Abstract: In a period of 15 months ORTEC has implemented an advanced Revenue Management solution for a leading provider of holiday parks. With over 150 holiday parks, 300.000+ price points need to be monitored and adjusted on a daily basis to offer their loyal and new guests the best price. The Revenue Management solution provides an all-inclusive overview and insights that allow for price adjustments based on consumer, leading to customized prices and ultimately higher revenues. The implemented solution improves traditional forecasting methods by applying machine learning methods (clustering and regression). An intelligent custom solution engine is integrated with a foolproof user interface, a proven dashboarding platform and an existing booking system. Furthermore the solution encourages man-machine interaction, where the combination of human business knowledge and automatic machine calculations leads to great decisions.
The advanced solution is descriptive (data visualization), predictive (forecasting) as well as prescriptive (optimization).

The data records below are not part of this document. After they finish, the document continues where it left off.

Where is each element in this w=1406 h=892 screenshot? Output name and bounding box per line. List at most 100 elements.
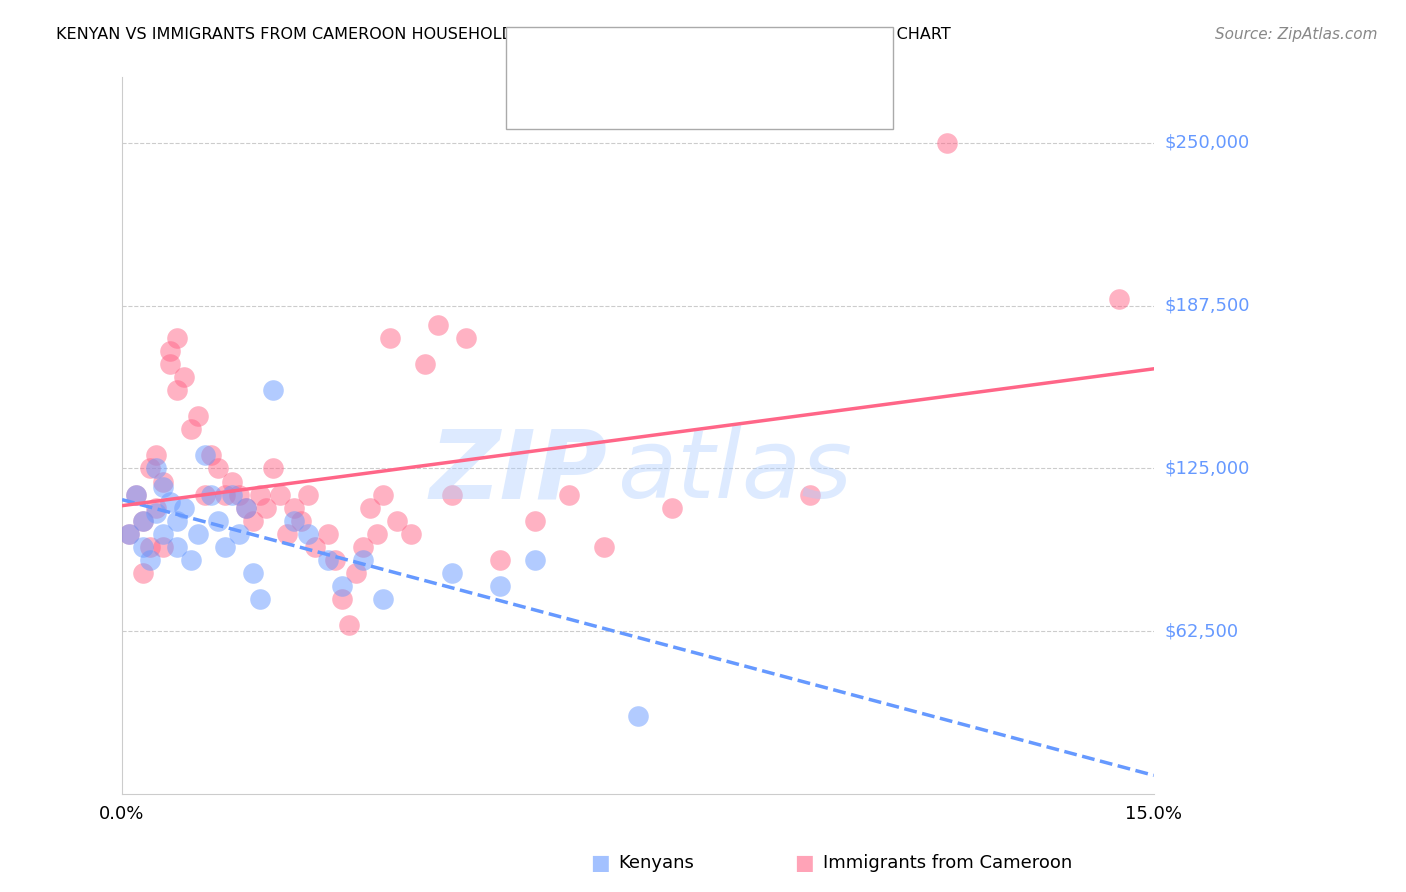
Text: N =: N = bbox=[654, 89, 693, 107]
Point bbox=[242, 566, 264, 580]
Point bbox=[138, 461, 160, 475]
Point bbox=[330, 579, 353, 593]
Point bbox=[159, 344, 181, 359]
Point bbox=[138, 553, 160, 567]
Point bbox=[276, 526, 298, 541]
Point bbox=[297, 526, 319, 541]
Point bbox=[187, 526, 209, 541]
Point bbox=[304, 540, 326, 554]
Text: 35: 35 bbox=[688, 47, 713, 65]
Point bbox=[145, 506, 167, 520]
Point bbox=[228, 487, 250, 501]
Point bbox=[290, 514, 312, 528]
Point bbox=[194, 487, 217, 501]
Point bbox=[427, 318, 450, 332]
Point bbox=[283, 500, 305, 515]
Point bbox=[125, 487, 148, 501]
Point bbox=[131, 514, 153, 528]
Point bbox=[249, 487, 271, 501]
Point bbox=[523, 514, 546, 528]
Point bbox=[125, 487, 148, 501]
Text: R =: R = bbox=[553, 89, 592, 107]
Point bbox=[221, 487, 243, 501]
Point bbox=[380, 331, 402, 345]
Text: 0.368: 0.368 bbox=[586, 89, 644, 107]
Point bbox=[166, 384, 188, 398]
Point bbox=[489, 579, 512, 593]
Point bbox=[269, 487, 291, 501]
Point bbox=[221, 475, 243, 489]
Text: ■: ■ bbox=[527, 46, 547, 66]
Point bbox=[145, 461, 167, 475]
Point bbox=[352, 553, 374, 567]
Point bbox=[166, 331, 188, 345]
Point bbox=[145, 449, 167, 463]
Point bbox=[385, 514, 408, 528]
Text: ■: ■ bbox=[794, 854, 814, 873]
Point bbox=[441, 487, 464, 501]
Point bbox=[207, 461, 229, 475]
Point bbox=[173, 370, 195, 384]
Text: R =: R = bbox=[553, 47, 592, 65]
Point bbox=[207, 514, 229, 528]
Point bbox=[118, 526, 141, 541]
Point bbox=[454, 331, 477, 345]
Point bbox=[262, 461, 284, 475]
Point bbox=[194, 449, 217, 463]
Point bbox=[1108, 292, 1130, 306]
Text: $187,500: $187,500 bbox=[1166, 296, 1250, 315]
Text: KENYAN VS IMMIGRANTS FROM CAMEROON HOUSEHOLDER INCOME AGES 45 - 64 YEARS CORRELA: KENYAN VS IMMIGRANTS FROM CAMEROON HOUSE… bbox=[56, 27, 950, 42]
Point bbox=[118, 526, 141, 541]
Point bbox=[352, 540, 374, 554]
Point bbox=[262, 384, 284, 398]
Point bbox=[131, 514, 153, 528]
Point bbox=[138, 540, 160, 554]
Point bbox=[173, 500, 195, 515]
Point bbox=[373, 487, 395, 501]
Text: ■: ■ bbox=[527, 88, 547, 108]
Point bbox=[235, 500, 257, 515]
Text: ■: ■ bbox=[591, 854, 610, 873]
Point bbox=[214, 540, 236, 554]
Point bbox=[159, 495, 181, 509]
Point bbox=[166, 540, 188, 554]
Point bbox=[180, 553, 202, 567]
Point bbox=[214, 487, 236, 501]
Point bbox=[337, 618, 360, 632]
Point bbox=[627, 709, 650, 723]
Point bbox=[523, 553, 546, 567]
Point bbox=[152, 475, 174, 489]
Point bbox=[558, 487, 581, 501]
Point bbox=[200, 449, 222, 463]
Text: $125,000: $125,000 bbox=[1166, 459, 1250, 477]
Point bbox=[344, 566, 367, 580]
Point bbox=[159, 357, 181, 371]
Point bbox=[187, 409, 209, 424]
Point bbox=[228, 526, 250, 541]
Point bbox=[359, 500, 381, 515]
Point bbox=[373, 591, 395, 606]
Point bbox=[131, 540, 153, 554]
Point bbox=[145, 500, 167, 515]
Point bbox=[936, 136, 959, 150]
Point bbox=[283, 514, 305, 528]
Point bbox=[200, 487, 222, 501]
Point bbox=[152, 526, 174, 541]
Text: Immigrants from Cameroon: Immigrants from Cameroon bbox=[823, 855, 1071, 872]
Point bbox=[318, 526, 340, 541]
Point bbox=[366, 526, 388, 541]
Point bbox=[413, 357, 436, 371]
Text: 58: 58 bbox=[688, 89, 713, 107]
Text: -0.177: -0.177 bbox=[586, 47, 651, 65]
Point bbox=[330, 591, 353, 606]
Point bbox=[592, 540, 614, 554]
Point bbox=[152, 540, 174, 554]
Point bbox=[235, 500, 257, 515]
Text: N =: N = bbox=[654, 47, 693, 65]
Point bbox=[131, 566, 153, 580]
Text: ZIP: ZIP bbox=[429, 425, 607, 518]
Point bbox=[323, 553, 346, 567]
Text: Kenyans: Kenyans bbox=[619, 855, 695, 872]
Text: Source: ZipAtlas.com: Source: ZipAtlas.com bbox=[1215, 27, 1378, 42]
Point bbox=[152, 480, 174, 494]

The forecasting model uses statistical modeling and machine learning techniques. It detects patterns in historical booking data and applies these patterns to make forecasts, considering both historical bookings and the current bookings at hand. A Linear Programming model is used to solve the optimization problem, which determines prices that maximize total profit.
Before the introduction of this fully automated Revenue Management solution, many manual activities and analyses were required. The manual activities meant focusing on a small selection of price points, especially those points in the far future received less attention. In the new situation, all price points are optimized and, due to the numerous insights, the Revenue Managers can now quickly spot and respond to new trends.